To encourage global awareness of and respect for the cultures of the region, the Fundación Cisneros launched Orinoco Online, an award-winning multilingual resource featuring highlights from the collection, a searchable database, in-depth articles on the indigenous groups represented in the collection, a multimedia glossary, and an interactive map of Venezuela.

One of the core cultural initiatives of the Fundación Cisneros is a wide-ranging program in visual arts education and awareness based on the Colección Cisneros. The mission of this program is to collect, preserve, study, and exhibit the Colección's extensive artworks and related archives, which consist primarily of modern and contemporary art, with an emphasis on Latin America. The Colección includes Colonial Latin American art, international decorative arts, and a selection of Latin American landscapes from the seventeenth to the early twentieth century, executed by both local artists and those who traveled to the continent from North America and Europe. Through exhibitions, a dynamic lending program, publications, arts education programs, and online access, the program works to heighten the appreciation of the diversity, quality, and range of art from Latin America.

The Colección supports arts education in Caracas schools through the Programa de Pensamiento Visual (PPV). Developed by The Museum of Modern Art in New York (MoMA) and adapted for Venezuelan schoolchildren with the help of educators from MoMA and The Galeria de Arte Nacional in Caracas, PPV uses artworks from all three collections to help children develop critical visual-thinking skills.

In an effort to broaden awareness of Latin American art at the curatorial level, the Patricia Cisneros Travel Fund for Latin America enables curators from MoMA to travel to Latin America. In addition, in 1999, the Fundación Cisneros created The Cisneros Fellowship, supporting Latin American students in the two-year post-graduate curatorial studies course at Bard College in New York.

The Colección also publishes a series of catalogues and books that highlight aspects of the Colección and Latin American art and are distributed throughout Latin America and the United States.

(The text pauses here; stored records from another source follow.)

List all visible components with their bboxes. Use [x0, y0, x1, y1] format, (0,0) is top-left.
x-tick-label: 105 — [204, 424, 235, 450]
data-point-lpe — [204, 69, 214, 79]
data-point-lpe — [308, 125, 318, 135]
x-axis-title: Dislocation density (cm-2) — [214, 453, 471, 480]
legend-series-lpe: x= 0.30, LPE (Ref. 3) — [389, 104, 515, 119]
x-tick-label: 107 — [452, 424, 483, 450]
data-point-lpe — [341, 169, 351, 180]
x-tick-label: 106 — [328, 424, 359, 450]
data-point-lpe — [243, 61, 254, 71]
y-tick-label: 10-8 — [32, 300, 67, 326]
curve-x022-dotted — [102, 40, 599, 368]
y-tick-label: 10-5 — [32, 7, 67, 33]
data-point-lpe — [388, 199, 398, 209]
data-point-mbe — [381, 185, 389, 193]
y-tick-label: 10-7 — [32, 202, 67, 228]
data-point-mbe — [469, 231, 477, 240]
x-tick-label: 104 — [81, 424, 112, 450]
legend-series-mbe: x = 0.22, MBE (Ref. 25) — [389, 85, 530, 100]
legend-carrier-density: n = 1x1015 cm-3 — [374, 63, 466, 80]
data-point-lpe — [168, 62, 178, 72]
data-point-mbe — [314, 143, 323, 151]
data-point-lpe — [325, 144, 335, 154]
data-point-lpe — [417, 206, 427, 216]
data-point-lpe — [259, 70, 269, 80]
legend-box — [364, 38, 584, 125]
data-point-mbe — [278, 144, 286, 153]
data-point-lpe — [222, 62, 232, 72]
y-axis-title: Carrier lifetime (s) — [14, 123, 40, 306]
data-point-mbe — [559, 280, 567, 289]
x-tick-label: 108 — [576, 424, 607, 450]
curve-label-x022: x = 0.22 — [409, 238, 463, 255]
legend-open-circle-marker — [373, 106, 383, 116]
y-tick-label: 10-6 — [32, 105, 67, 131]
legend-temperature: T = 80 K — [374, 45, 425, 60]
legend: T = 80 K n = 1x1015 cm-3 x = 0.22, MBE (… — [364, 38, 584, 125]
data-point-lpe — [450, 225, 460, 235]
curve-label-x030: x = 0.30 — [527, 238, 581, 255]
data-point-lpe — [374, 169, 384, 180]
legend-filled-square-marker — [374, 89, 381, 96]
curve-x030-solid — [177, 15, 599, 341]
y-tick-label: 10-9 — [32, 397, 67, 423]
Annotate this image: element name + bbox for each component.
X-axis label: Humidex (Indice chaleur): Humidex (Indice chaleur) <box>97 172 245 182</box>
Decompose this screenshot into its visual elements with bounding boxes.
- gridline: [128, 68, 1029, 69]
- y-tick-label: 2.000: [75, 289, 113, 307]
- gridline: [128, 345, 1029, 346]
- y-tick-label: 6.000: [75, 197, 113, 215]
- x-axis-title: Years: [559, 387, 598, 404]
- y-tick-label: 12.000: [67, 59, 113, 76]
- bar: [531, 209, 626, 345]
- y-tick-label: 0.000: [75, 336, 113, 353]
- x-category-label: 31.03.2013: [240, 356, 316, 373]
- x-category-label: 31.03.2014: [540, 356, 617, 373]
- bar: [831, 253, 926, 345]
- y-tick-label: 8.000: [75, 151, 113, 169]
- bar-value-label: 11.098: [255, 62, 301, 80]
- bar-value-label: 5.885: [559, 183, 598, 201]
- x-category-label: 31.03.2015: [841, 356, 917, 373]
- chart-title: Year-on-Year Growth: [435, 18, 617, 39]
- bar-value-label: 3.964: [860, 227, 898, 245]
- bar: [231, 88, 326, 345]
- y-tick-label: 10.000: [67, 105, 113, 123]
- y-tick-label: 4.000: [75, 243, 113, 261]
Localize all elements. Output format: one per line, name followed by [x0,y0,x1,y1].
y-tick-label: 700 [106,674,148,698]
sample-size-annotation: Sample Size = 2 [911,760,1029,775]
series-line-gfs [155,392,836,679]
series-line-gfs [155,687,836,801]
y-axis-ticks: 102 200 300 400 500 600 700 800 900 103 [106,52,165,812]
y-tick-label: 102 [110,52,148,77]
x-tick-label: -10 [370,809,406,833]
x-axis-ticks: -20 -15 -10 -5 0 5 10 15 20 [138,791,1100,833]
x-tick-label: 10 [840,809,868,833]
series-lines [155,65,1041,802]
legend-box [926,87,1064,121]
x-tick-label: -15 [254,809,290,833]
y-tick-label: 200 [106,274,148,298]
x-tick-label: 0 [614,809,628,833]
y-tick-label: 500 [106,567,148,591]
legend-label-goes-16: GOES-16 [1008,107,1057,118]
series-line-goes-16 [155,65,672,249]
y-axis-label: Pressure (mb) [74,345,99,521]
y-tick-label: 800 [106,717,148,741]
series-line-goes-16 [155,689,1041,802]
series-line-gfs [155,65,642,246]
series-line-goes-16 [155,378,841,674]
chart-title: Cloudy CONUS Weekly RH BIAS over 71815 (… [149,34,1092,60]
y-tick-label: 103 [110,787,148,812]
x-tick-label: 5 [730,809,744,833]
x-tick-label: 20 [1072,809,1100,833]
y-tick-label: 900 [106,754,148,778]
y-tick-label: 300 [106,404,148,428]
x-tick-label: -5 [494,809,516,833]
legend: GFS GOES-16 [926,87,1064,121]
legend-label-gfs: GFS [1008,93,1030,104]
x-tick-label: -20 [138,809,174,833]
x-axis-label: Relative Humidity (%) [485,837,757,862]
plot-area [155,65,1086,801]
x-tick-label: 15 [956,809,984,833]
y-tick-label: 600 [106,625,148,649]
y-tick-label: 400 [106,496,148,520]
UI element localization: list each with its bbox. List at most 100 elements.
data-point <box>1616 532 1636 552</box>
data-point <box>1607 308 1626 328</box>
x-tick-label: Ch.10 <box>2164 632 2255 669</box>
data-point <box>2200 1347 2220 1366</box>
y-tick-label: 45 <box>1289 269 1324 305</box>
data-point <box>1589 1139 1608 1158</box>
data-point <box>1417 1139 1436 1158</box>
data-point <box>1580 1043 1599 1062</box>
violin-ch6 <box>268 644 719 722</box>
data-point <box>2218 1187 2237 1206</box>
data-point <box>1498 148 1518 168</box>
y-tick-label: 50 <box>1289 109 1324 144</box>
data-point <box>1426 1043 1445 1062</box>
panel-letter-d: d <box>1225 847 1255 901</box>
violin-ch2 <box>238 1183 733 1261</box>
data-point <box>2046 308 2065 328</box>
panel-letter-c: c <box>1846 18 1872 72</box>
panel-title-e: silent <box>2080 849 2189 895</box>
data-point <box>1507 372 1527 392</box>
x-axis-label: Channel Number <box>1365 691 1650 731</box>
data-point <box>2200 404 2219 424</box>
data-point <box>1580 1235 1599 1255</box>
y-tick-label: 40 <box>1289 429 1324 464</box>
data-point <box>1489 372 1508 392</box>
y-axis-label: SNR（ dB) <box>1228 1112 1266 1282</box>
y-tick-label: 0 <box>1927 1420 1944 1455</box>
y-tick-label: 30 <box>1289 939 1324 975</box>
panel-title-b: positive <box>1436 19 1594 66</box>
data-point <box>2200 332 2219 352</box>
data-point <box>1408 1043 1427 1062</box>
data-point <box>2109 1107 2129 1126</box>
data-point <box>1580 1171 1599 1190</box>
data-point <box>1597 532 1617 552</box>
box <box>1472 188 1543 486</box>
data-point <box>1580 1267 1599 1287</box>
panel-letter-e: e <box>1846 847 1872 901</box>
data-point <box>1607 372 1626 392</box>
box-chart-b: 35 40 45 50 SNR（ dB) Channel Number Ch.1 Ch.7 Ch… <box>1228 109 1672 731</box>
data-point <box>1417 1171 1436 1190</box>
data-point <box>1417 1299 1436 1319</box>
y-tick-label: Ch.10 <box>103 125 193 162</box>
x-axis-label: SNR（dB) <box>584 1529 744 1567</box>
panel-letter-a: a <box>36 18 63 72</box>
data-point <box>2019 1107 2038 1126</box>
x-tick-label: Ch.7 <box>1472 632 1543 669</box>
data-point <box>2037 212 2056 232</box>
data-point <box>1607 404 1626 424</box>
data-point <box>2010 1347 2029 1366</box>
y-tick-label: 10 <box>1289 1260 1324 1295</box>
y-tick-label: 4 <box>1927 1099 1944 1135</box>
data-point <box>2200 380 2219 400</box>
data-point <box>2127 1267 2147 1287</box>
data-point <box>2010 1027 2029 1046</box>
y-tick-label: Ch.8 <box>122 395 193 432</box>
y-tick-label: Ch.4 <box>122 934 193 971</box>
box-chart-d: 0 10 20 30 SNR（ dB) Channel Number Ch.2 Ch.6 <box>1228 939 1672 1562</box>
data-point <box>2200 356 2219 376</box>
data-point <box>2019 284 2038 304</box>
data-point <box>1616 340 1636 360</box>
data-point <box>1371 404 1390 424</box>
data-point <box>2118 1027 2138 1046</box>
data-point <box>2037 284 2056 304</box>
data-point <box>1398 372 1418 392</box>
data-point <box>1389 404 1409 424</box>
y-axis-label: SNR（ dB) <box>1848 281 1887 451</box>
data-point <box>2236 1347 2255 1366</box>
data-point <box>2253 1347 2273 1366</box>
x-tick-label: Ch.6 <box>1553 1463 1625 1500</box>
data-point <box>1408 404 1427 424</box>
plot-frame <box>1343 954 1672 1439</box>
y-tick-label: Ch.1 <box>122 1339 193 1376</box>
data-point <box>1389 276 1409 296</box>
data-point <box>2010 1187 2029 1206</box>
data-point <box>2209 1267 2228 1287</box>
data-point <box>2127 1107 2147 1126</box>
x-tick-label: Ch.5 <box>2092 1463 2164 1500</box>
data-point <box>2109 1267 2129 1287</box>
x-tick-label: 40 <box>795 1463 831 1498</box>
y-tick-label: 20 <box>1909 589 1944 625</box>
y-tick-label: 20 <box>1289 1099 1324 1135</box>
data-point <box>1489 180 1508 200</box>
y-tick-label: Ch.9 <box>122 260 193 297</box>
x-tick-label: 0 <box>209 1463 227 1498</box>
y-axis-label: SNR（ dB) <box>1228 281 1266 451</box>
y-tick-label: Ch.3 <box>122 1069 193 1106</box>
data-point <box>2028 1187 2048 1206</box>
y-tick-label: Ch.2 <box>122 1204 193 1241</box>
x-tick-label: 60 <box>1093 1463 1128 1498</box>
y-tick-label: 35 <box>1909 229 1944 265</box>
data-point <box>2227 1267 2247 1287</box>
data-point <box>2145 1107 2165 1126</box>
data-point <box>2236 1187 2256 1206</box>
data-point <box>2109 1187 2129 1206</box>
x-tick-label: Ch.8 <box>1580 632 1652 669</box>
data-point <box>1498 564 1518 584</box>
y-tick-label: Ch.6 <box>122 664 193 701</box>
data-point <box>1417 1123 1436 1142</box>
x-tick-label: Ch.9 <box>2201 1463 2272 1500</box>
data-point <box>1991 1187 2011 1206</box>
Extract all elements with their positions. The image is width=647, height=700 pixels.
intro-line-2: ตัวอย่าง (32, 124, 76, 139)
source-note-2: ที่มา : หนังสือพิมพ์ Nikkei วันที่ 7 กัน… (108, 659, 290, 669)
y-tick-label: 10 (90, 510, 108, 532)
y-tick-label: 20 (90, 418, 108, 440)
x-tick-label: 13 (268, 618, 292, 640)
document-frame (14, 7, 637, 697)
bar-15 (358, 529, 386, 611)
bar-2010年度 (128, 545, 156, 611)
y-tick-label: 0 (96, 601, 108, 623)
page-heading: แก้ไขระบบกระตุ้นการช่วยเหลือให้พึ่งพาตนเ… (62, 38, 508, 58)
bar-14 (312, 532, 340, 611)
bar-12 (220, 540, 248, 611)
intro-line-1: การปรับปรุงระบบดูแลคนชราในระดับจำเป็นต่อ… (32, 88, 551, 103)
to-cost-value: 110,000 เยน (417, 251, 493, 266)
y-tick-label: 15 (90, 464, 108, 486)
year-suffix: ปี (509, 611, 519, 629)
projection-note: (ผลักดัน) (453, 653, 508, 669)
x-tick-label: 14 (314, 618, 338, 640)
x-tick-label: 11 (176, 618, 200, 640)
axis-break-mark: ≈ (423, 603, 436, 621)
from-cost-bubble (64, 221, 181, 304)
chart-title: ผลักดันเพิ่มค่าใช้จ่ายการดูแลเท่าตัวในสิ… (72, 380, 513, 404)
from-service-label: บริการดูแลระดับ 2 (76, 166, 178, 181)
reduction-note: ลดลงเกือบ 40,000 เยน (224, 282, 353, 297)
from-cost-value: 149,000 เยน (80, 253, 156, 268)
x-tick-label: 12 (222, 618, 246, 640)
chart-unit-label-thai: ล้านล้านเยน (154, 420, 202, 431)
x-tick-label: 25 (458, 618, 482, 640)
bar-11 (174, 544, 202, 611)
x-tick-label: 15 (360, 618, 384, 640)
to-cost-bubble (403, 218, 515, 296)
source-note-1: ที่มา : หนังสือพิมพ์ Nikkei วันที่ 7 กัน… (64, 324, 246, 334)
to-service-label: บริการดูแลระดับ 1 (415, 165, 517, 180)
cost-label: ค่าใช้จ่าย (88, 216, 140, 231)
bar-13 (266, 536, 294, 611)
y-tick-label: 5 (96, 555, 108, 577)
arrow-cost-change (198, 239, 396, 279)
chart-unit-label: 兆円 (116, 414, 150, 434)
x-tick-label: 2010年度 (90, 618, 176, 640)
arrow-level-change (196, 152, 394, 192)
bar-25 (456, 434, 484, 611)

The Centro Mozarteum is dedicated to the professional advancement of young musicians from Venezuela; offering the Venezuelan public opportunities to experience a wide range of classical music; and raising international awareness of the excellence of Venezuelan composers and musicians. Thanks to this program, more than 200 young musicians have attended courses in the best musical centers in Europe, the United States, and Latin America; and numerous internationally acclaimed orchestras, conductors, and opera and ballet companies have performed throughout Venezuela. Other programs include master classes with internationally recognized musicians, the publication of compact discs featuring outstanding Venezuelan artists, artist exchange programs, and a resource center that maintains a library of music and recorded material. Currently, the Centro Mozarteum is working to establish a school for the study of violin and viola for talented young Venezuelan musicians, primarily from low-income backgrounds.

The Centro Mozarteum has received the support and recognition of international cultural institutions and private enterprises.